We are adding more dollars and more time to the budget, we're talking to more people. So, we are adding consumers with different types of messages. The beauty of obviously digital and social is that you can change the message slightly depending on who the audience is. We updated creative, I said this in my prepared remarks, is it's all been about our devoted fans really telling other people authentically why they consume the product. But now we're complementing those with what we're calling we call the first ones testimonials, we call the second ones tastemonials, which is really all about taste and hitting that how amazing our consumers believe the taste is and showing it in visuals.

And then we're also supporting some of our new products with national media, we've never done before. So those are some of the changes within our strategy, and kind of how we, amplify the buzz that already happens from our consumers.

Speaker 5

Thank you.

Speaker 8

Thanks.

Speaker 1

Your next question comes from the line of Bryan Spillane of Bank of America.

Speaker 5

Hey, good morning.
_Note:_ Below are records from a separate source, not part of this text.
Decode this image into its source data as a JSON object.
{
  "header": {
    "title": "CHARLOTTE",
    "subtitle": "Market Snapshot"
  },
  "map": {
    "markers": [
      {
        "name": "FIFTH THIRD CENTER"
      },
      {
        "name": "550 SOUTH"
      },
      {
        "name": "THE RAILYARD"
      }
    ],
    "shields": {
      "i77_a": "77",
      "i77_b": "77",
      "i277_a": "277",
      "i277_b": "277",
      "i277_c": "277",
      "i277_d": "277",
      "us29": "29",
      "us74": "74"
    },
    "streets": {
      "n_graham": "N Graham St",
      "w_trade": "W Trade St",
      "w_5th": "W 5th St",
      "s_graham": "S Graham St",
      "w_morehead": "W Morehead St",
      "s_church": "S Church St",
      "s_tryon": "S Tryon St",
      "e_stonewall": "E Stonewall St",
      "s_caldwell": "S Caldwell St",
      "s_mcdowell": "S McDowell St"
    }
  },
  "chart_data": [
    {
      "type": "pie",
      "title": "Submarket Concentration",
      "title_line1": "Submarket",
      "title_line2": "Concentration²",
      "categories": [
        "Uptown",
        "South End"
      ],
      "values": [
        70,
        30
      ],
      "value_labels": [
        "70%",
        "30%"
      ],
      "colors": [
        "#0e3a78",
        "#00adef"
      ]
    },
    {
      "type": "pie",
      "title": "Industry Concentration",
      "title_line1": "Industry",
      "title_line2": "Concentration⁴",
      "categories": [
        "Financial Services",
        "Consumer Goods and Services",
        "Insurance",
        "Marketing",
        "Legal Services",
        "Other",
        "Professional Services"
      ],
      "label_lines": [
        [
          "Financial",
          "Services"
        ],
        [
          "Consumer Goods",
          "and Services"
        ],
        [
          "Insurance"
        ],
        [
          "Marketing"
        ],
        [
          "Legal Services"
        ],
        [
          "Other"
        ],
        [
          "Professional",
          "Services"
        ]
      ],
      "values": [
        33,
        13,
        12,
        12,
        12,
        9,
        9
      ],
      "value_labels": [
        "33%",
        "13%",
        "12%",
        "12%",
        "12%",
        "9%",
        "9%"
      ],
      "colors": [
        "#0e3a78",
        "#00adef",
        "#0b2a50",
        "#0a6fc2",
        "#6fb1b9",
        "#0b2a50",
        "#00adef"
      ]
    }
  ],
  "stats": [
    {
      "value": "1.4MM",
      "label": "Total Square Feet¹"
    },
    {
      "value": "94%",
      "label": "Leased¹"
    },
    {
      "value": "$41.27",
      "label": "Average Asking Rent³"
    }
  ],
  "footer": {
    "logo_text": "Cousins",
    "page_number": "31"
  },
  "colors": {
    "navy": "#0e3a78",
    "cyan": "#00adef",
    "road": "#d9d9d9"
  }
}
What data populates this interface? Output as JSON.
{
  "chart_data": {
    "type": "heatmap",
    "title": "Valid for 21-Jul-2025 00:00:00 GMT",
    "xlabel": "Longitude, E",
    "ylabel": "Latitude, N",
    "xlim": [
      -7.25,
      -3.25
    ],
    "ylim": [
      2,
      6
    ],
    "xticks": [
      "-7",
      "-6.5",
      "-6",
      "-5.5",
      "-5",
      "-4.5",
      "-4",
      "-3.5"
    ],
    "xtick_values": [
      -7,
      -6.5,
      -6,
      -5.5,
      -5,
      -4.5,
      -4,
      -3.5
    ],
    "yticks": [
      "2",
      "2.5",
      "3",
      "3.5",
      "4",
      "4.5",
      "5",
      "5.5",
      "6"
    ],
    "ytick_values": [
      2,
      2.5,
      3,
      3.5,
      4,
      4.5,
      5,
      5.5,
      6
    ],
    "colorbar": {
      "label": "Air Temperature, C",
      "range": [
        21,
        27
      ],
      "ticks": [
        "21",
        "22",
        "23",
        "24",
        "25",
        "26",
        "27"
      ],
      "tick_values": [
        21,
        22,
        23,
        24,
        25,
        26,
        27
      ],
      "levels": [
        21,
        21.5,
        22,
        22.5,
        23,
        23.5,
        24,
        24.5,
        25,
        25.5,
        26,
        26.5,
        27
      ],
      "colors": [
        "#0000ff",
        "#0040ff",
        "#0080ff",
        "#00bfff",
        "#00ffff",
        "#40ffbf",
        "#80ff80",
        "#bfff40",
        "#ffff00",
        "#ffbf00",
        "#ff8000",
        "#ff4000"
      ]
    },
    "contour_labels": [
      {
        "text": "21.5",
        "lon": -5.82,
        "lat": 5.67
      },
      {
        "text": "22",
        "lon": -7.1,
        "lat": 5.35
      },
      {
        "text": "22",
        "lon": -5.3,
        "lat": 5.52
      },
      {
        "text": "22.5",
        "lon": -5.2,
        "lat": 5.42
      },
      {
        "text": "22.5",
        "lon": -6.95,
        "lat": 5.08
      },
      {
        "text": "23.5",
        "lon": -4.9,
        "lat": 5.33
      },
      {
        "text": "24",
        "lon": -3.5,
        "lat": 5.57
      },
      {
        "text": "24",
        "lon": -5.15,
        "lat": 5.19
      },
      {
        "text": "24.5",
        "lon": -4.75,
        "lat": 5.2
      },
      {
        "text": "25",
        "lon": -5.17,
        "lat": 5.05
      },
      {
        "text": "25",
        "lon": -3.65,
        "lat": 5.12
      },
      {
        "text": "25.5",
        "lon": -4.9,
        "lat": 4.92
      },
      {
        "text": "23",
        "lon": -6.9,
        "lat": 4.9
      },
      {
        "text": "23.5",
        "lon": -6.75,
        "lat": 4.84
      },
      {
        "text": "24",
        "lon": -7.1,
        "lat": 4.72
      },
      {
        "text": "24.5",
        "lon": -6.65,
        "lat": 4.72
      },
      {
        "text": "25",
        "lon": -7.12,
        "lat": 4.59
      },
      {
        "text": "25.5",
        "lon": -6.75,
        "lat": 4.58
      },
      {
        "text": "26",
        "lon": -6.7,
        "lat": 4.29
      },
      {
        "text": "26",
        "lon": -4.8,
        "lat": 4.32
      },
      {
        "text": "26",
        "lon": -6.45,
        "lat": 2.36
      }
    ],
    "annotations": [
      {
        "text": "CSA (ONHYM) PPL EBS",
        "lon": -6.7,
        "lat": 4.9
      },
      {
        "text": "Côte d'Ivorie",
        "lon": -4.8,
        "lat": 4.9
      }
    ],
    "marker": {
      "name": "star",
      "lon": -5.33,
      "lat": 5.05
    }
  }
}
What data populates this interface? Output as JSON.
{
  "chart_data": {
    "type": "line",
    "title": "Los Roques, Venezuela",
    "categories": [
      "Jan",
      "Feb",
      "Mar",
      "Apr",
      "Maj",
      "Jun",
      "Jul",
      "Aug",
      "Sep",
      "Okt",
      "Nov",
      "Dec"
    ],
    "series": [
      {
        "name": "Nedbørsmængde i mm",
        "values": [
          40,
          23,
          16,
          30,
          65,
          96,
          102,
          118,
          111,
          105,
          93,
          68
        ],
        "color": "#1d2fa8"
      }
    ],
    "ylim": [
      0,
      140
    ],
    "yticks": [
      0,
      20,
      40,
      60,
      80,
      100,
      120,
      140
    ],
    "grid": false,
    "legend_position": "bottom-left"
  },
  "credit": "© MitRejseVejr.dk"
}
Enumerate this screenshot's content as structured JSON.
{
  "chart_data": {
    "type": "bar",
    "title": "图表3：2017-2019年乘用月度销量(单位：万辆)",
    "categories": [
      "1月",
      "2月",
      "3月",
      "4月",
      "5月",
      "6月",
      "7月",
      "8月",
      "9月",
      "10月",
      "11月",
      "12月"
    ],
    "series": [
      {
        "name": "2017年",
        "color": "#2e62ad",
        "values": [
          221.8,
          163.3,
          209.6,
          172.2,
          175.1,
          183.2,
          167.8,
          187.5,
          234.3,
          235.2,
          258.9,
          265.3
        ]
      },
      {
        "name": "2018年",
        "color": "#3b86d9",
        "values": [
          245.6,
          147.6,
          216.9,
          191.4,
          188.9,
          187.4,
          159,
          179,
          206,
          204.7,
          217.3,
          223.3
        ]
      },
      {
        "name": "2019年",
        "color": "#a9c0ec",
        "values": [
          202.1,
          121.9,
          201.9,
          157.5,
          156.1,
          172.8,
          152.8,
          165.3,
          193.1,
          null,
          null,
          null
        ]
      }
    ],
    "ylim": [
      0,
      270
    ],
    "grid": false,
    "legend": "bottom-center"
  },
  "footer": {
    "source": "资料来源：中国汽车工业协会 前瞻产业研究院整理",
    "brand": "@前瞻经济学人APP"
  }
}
Just two quick ones for me. One is, I know you talked a lot about kind of where the Q1 landed versus expectations and cadence for the year. But I think I might have missed or I'm not sure I might have missed this, but just where is consumption tracked relative to what your expectations were and especially around Premier and given just the elevation and activity you've had, merchandising activity you've had, is that run ahead of what your expectations were?

Speaker 3

Consumption is pretty consistent with our expectation. I would say with one small change is we did and I think I mentioned this maybe in some of the follow ups of the last quarter is we did see a small increase in November in some club stores when some of the additional lockdowns happen in several of the states, almost like a mini panic buy. What was interesting about it is it appears to not so people bought more, but yet but then they consumed more in the quarter. So it didn't affect our it didn't we didn't see the decrease that we saw in last March. So that was the only thing that was surprising it from a consumption standpoint.

It's just a little bit of a panic buy in November.

Speaker 5

Okay, great. Thanks. And then just related to the price increase, should we factor in anything for customers maybe buying ahead of that price increase? So when it's effective? So I guess trying to understand just whether or not there will be any other disconnect between shipments and consumptions, just consumption related to the price increase?

Speaker 3

Yes. We don't that's going to happen. That will happen somewhat. We do monitor that and if people if retailers put in 3 times the orders than normal, we will act on that and try to bring it down. So I wouldn't necessarily model in a massive increase.

I think And so I think we have a process And so, I think we have a process in place to address that.

Speaker 5

Perfect. Okay. Thank you.

Speaker 8

Thank you.

Speaker 1

Ladies and gentlemen, we have reached the allotted time for questions and answers. We thank you for participating in Bellring Brands First quarter 2021 earnings conference call and webcast. You may now disconnect your lines and have a wonderful day.